One of the elite regiments of the Don Host, descended from one of the Imperial Guard units.
Parade of Dismounted Sotnia of Ataman Regiment in 1918 (Photoalbum)
Officer | Trooper | Field dress |
This uniform is based on the service dress of the Imperial unit. (The parade uniform had a blue coat.)
As a guard unit, it did not follow the usual Don colour scheme. Instead all its shoulderboards and cap colours were mid-blue.
The trousers were apparently unstriped. Dress belts of guards were white.
WWI field dress would have caps and shoulderboards replaced by khaki, but some coloured parts might well be retained in practice. Williamson reports seeing the Ataman Regiment at the front in the full coloured caps.
Shoulderboards: Sotnik (Lieutenant) | Shoulderboards: Kazak (Trooper) | Shoulderboards: trooper field version | Collar tabs |
Shoulderboards were surprisingly plain. Button and officer lace were silver, so officer rank markings would be in gold.
There was a dressy pre-war papakha, with large blue "bag" and white plume. If they wore a papakha in the Civil War they were normal ones, perhaps with mid-blue cloth inside and silver cross for officers.
When the Don Host started to form its own army, straight after the February Revolution, their 2nd Regiment was almost immediately given the name and standard of the old Imperial "Life Guard Ataman Regiment". It was placed in the Guards Brigade of the 1st Don Cavalry Division brigaded with the other former Don Guard unit, the Life-Guard. Some members took part in the Steppe March.

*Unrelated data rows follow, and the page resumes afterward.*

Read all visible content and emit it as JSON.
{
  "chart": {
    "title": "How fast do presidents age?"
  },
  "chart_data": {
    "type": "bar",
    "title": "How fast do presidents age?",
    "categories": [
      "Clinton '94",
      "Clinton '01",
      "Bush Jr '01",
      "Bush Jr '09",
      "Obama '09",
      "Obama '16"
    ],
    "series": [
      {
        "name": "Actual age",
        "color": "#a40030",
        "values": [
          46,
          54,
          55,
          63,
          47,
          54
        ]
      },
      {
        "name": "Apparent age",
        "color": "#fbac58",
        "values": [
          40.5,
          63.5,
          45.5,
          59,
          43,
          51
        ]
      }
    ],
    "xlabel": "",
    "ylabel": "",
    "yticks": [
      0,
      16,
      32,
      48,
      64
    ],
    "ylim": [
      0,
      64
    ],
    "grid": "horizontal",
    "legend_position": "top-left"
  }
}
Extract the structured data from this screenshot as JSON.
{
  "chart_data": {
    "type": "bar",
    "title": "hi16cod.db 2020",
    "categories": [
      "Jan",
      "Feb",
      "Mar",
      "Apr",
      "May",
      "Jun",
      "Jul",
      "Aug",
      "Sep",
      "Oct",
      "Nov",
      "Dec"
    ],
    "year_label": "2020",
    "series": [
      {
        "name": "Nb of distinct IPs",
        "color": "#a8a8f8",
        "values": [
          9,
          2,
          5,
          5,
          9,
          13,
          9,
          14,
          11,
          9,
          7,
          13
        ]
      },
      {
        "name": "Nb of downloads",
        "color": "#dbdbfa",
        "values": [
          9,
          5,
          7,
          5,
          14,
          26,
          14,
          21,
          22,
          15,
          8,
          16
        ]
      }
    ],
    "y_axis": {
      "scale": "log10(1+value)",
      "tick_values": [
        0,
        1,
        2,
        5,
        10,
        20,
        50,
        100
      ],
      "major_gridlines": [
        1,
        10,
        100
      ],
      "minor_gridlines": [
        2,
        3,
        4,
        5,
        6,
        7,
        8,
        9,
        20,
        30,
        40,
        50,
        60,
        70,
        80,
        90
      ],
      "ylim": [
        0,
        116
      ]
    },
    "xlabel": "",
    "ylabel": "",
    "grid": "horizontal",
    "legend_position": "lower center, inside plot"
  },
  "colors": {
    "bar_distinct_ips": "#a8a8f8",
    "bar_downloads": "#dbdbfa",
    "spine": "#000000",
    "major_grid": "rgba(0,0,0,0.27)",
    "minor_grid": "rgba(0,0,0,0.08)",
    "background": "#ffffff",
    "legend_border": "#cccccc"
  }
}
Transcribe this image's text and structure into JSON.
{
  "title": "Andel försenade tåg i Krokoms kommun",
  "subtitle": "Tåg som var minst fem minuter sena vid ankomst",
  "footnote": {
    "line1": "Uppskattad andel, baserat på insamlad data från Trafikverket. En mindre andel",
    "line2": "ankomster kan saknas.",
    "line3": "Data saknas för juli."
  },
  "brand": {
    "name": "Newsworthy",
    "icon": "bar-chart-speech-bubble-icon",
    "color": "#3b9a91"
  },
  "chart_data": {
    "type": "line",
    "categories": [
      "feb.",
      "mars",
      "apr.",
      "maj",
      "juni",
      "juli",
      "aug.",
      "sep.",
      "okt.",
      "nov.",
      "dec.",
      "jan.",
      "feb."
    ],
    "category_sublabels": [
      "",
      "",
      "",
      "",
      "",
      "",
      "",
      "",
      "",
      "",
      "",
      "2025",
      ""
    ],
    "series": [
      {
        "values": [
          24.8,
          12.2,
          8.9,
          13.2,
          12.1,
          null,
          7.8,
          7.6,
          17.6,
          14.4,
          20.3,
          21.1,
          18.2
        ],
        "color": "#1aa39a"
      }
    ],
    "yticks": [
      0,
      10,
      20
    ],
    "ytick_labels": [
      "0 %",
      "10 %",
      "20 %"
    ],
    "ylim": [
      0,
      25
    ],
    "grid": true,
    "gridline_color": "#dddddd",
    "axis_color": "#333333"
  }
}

When the Young Army was formed, the Ataman Regiment was its 2nd Regiment again. Most officers had served in the Tsarist predecessor, and the ranks were filled with young men. Later it recruited normally.
In October 1919 it had 240 bayonets, 131 sabres and 9 MGs – typically for a Don unit it combined infantry and cavalry in proportion to the number of horses available.
Under General Morozov, the Ataman Regiment played a vital part in the defence of the Crimea in early 1920, preventing the peninsular from falling and thus allowing the AFSR to rally there. Morozov also had the 42nd Don Cossack regiment and co-operated with the brigade of General Sakhno-Ustinovich (1st Petrograd Uhlans Petrograd, 3rd Novorossiysk Dragoons and the reserve squadron of the 8th Lubenski Hussars).
After that it was re-brigaded with the Don Life-Guards in the newly reformed 1st Don Cavalry Division. The Soviets assessed the regiment's strength in October 1920 as 300 sabres and 8 MGs.
Unlike some other Guards units this was a fighting body, and it generally was near the thick of any fighting. It appears to have retained its morale even when other Don units were irresolute.
The regiment had an 1857 model flag, with yellow background, blue squares [?] and silver embroidery. Apparently it can be seen in Paris, in the museum of the Don Guards.
The battle standard appears to have been a mid-blue square with triangular dark blue "pigtail".
This seems very plain, but then somewhat surprisingly the unit didn't have any monogram on the shoulderboards either.